The Wicker Man (1973)

The Citizen Kane of this tiny subgenre, Robin Hardy’s The Wicker Man sees the incredulously devout Sergeant Howie (Edward Woodward) investigating the report of a missing young girl on an isolated Scottish Isle. Openly hostile to the residents' pagan ways, Howie’s search leads to a soul-shaking conclusion in one of the most powerful finales in horror history. Alternately hammy (Britt Ekland’s nude musical number) and bone-chilling (Christopher Lee in his own favorite of his roles), The Wicker Man is a bonafide classic in its own right and the gold-standard for folk horror movies. And yes, the 2006 remake starring Nicolas Cage is just as disturbing, albeit for totally different reasons.
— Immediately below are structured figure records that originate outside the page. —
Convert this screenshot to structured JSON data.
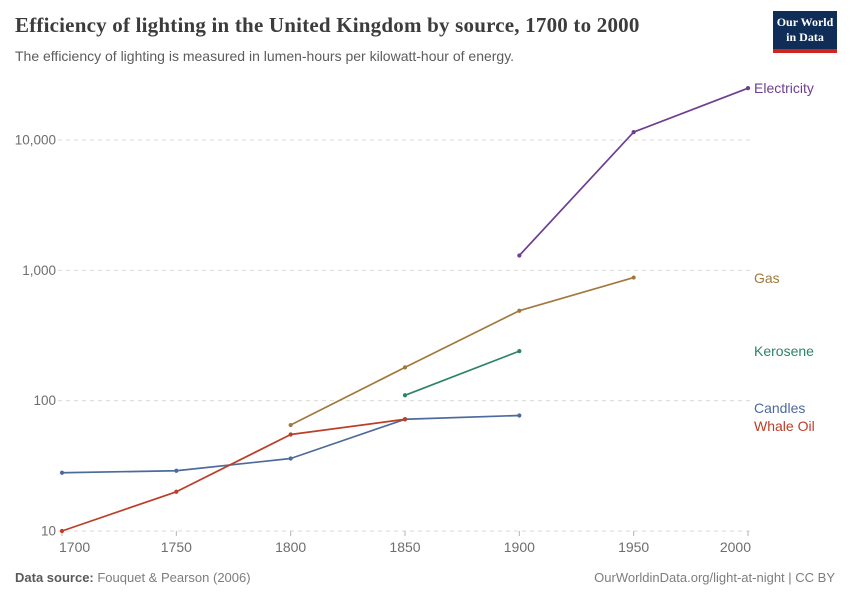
{
  "header": {
    "title": "Efficiency of lighting in the United Kingdom by source, 1700 to 2000",
    "subtitle": "The efficiency of lighting is measured in lumen-hours per kilowatt-hour of energy.",
    "logo": {
      "line1": "Our World",
      "line2": "in Data",
      "bg_color": "#0f2d56",
      "accent_color": "#cf2521"
    }
  },
  "footer": {
    "source_label": "Data source:",
    "source_value": " Fouquet & Pearson (2006)",
    "rights": "OurWorldinData.org/light-at-night | CC BY"
  },
  "chart_data": {
    "type": "line",
    "title": "Efficiency of lighting in the United Kingdom by source, 1700 to 2000",
    "xlabel": "",
    "ylabel": "lumen-hours per kilowatt-hour of energy",
    "x_scale": "linear",
    "y_scale": "log",
    "xlim": [
      1700,
      2000
    ],
    "ylim": [
      10,
      30000
    ],
    "grid": true,
    "gridline_color": "#d9d9d9",
    "axis_text_color": "#6e6e6e",
    "legend_position": "right-edge-labels",
    "xticks": [
      1700,
      1750,
      1800,
      1850,
      1900,
      1950,
      2000
    ],
    "yticks": [
      {
        "value": 10,
        "label": "10"
      },
      {
        "value": 100,
        "label": "100"
      },
      {
        "value": 1000,
        "label": "1,000"
      },
      {
        "value": 10000,
        "label": "10,000"
      }
    ],
    "series": [
      {
        "name": "Electricity",
        "color": "#6d3e91",
        "label_dy": 0,
        "points": [
          {
            "x": 1900,
            "y": 1300
          },
          {
            "x": 1950,
            "y": 11500
          },
          {
            "x": 2000,
            "y": 25000
          }
        ]
      },
      {
        "name": "Gas",
        "color": "#a2793d",
        "label_dy": 0,
        "points": [
          {
            "x": 1800,
            "y": 65
          },
          {
            "x": 1850,
            "y": 180
          },
          {
            "x": 1900,
            "y": 490
          },
          {
            "x": 1950,
            "y": 880
          }
        ]
      },
      {
        "name": "Kerosene",
        "color": "#2c8465",
        "label_dy": 0,
        "points": [
          {
            "x": 1850,
            "y": 110
          },
          {
            "x": 1900,
            "y": 240
          }
        ]
      },
      {
        "name": "Candles",
        "color": "#4c6a9c",
        "label_dy": -7,
        "points": [
          {
            "x": 1700,
            "y": 28
          },
          {
            "x": 1750,
            "y": 29
          },
          {
            "x": 1800,
            "y": 36
          },
          {
            "x": 1850,
            "y": 72
          },
          {
            "x": 1900,
            "y": 77
          }
        ]
      },
      {
        "name": "Whale Oil",
        "color": "#bc3e26",
        "label_dy": 7,
        "points": [
          {
            "x": 1700,
            "y": 10
          },
          {
            "x": 1750,
            "y": 20
          },
          {
            "x": 1800,
            "y": 55
          },
          {
            "x": 1850,
            "y": 72
          }
        ]
      }
    ]
  }
}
Picnic At Hanging Rock (1975)

This classic of world and feminist cinema concerns an Australian boarding school for girls at the dawn of the 20th century. During the school’s Valentine’s Day picnic at the titular outcropping, a group of girls and one teacher mysteriously vanish. A film of subtle, creeping dread that tends heavily towards the inexplicable and metaphysical, Picnic At Hanging Rock is an arthouse horror film of the highest caliber.

Wake Wood  (2009)

After the tragic death of their daughter, a couple relocates to start anew in a remote town where the locals engage in a form of ritualistic magic that allows the dead to return to life for a brief period.
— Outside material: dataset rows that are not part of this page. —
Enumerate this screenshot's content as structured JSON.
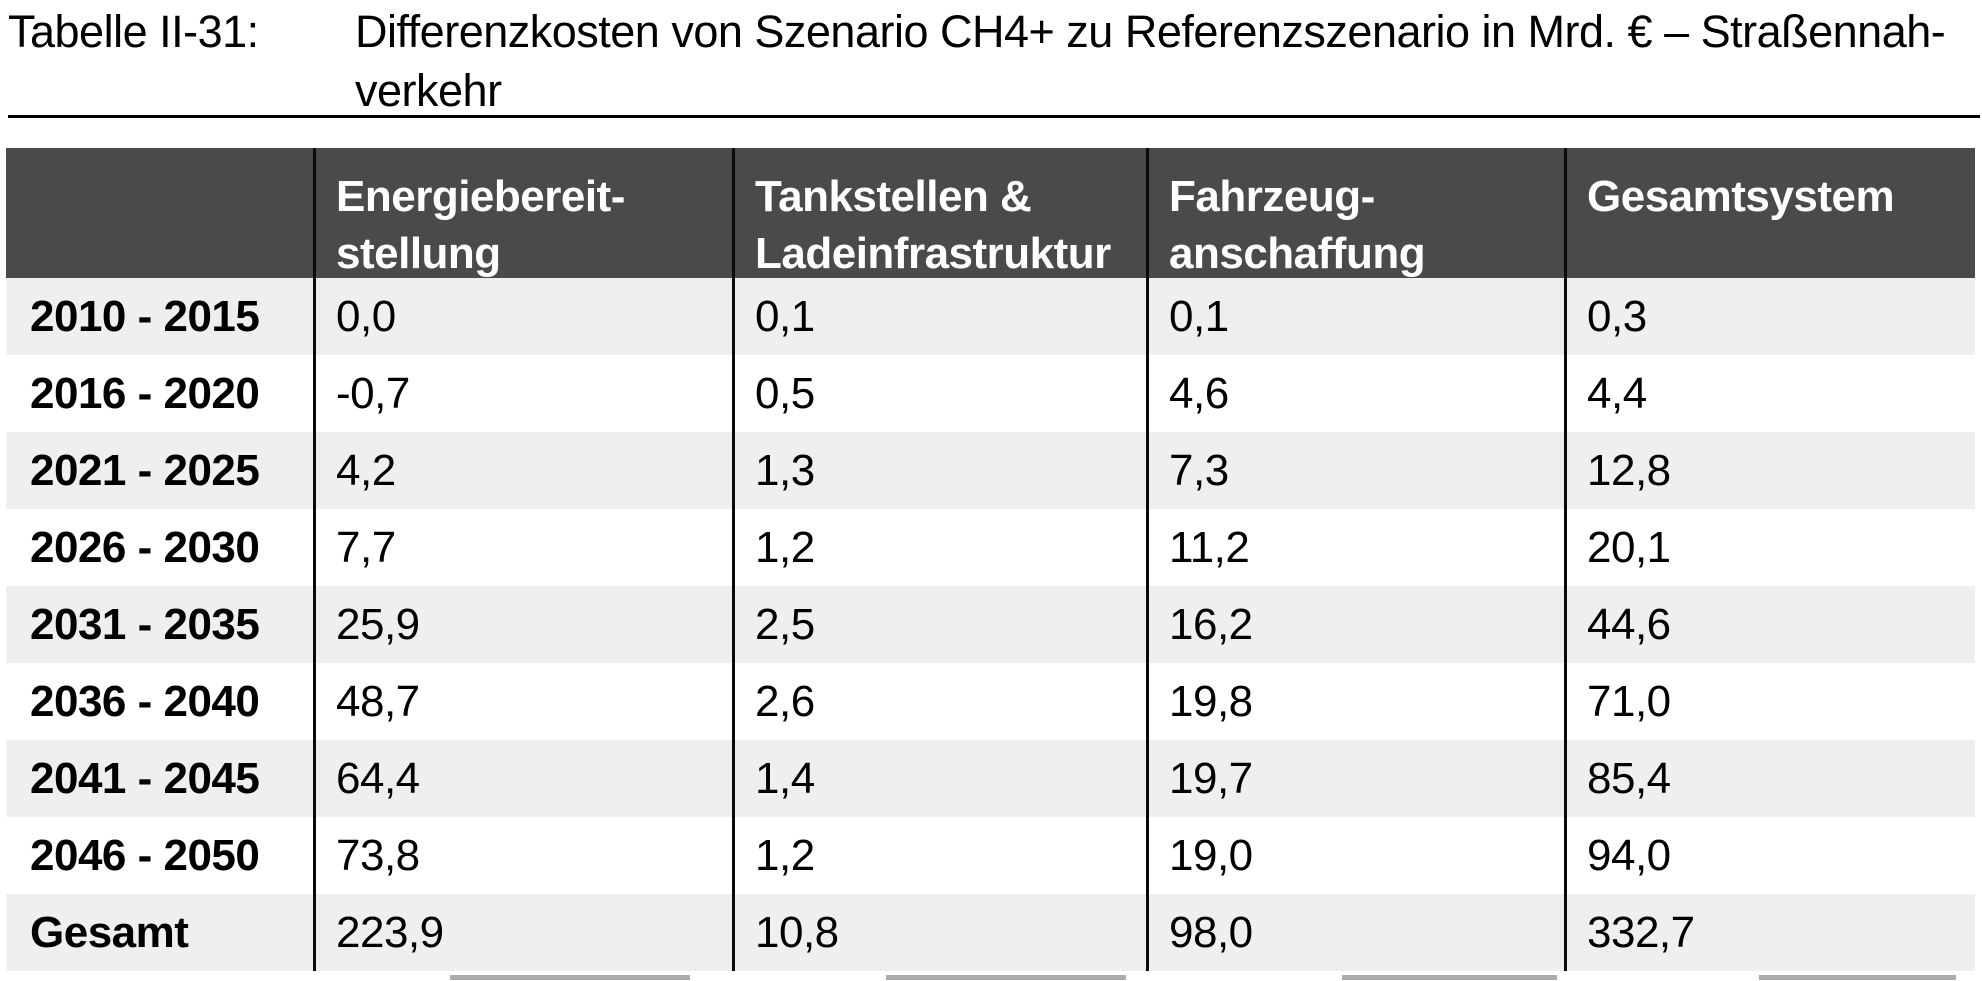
{
  "caption": {
    "label": "Tabelle II-31:",
    "text": "Differenzkosten von Szenario CH4+ zu Referenzszenario in Mrd. € – Straßennah-\nverkehr"
  },
  "table": {
    "columns": [
      "",
      "Energiebereit-\nstellung",
      "Tankstellen &\nLadeinfrastruktur",
      "Fahrzeug-\nanschaffung",
      "Gesamtsystem"
    ],
    "rows": [
      {
        "label": "2010 - 2015",
        "values": [
          "0,0",
          "0,1",
          "0,1",
          "0,3"
        ]
      },
      {
        "label": "2016 - 2020",
        "values": [
          "-0,7",
          "0,5",
          "4,6",
          "4,4"
        ]
      },
      {
        "label": "2021 - 2025",
        "values": [
          "4,2",
          "1,3",
          "7,3",
          "12,8"
        ]
      },
      {
        "label": "2026 - 2030",
        "values": [
          "7,7",
          "1,2",
          "11,2",
          "20,1"
        ]
      },
      {
        "label": "2031 - 2035",
        "values": [
          "25,9",
          "2,5",
          "16,2",
          "44,6"
        ]
      },
      {
        "label": "2036 - 2040",
        "values": [
          "48,7",
          "2,6",
          "19,8",
          "71,0"
        ]
      },
      {
        "label": "2041 - 2045",
        "values": [
          "64,4",
          "1,4",
          "19,7",
          "85,4"
        ]
      },
      {
        "label": "2046 - 2050",
        "values": [
          "73,8",
          "1,2",
          "19,0",
          "94,0"
        ]
      },
      {
        "label": "Gesamt",
        "values": [
          "223,9",
          "10,8",
          "98,0",
          "332,7"
        ]
      }
    ]
  },
  "colors": {
    "header_bg": "#4a4a4a",
    "header_text": "#ffffff",
    "stripe": "#efefef",
    "grid_line": "#0a0a0a",
    "body_text": "#000000"
  }
}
RELATED: 10 Gory Teen Horror Movies From The ‘90s We All Forgot About

Foolishly, the couple decides to take part in the ritual, but of course, things don’t go as planned. Marrying Pet Sematary and The Wicker Man, David Keating's film may be somewhat lacking in narrative and thematic punch, but it more than makes up for it with ample atmosphere.

Kill List  (2011)

A film that benefits majorly from going in blind, Ben Wheatley’s kill list tells the story of a hitman tasked with a new assignment mere months after his last job went south, leaving him emotionally and physically scarred. A crime drama that switches gears into full-on folk horror show in its back end, Wheatley’s film is the rare bait and switch that doesn’t feel cheap and brought folk horror screaming into the 21st century.

A Field In England (2013)

Ben Wheatley’s follow up to his brilliant Kill List uses a simple plot as a springboard into bedlam. When two men apprehend a group of deserters during the English Civil War, the captives start munching on wild mushrooms--unlocking the mystical energies of a rural field. Demented and frequently incoherent, A Field In England is folk horror gone to the experimental arthouse, and a trip absolutely worth taking.

Apostle (2018)

Another film set early in the 20th century, when Thomas Richardson returns home to find that his sister is being held ransom by a diabolical cult, he sets out to rescue her and discovers devilish secrets more twisted than anything he could have dreamed. A good deal gorier than most folk horror, Apostle is also a slow-burn worth checking out when you’ve exhausted the rest of the folk-horror canon. It may not be the most accomplished the genre has to offer, but as an inheritor to the folk horror mantle, it's worthy.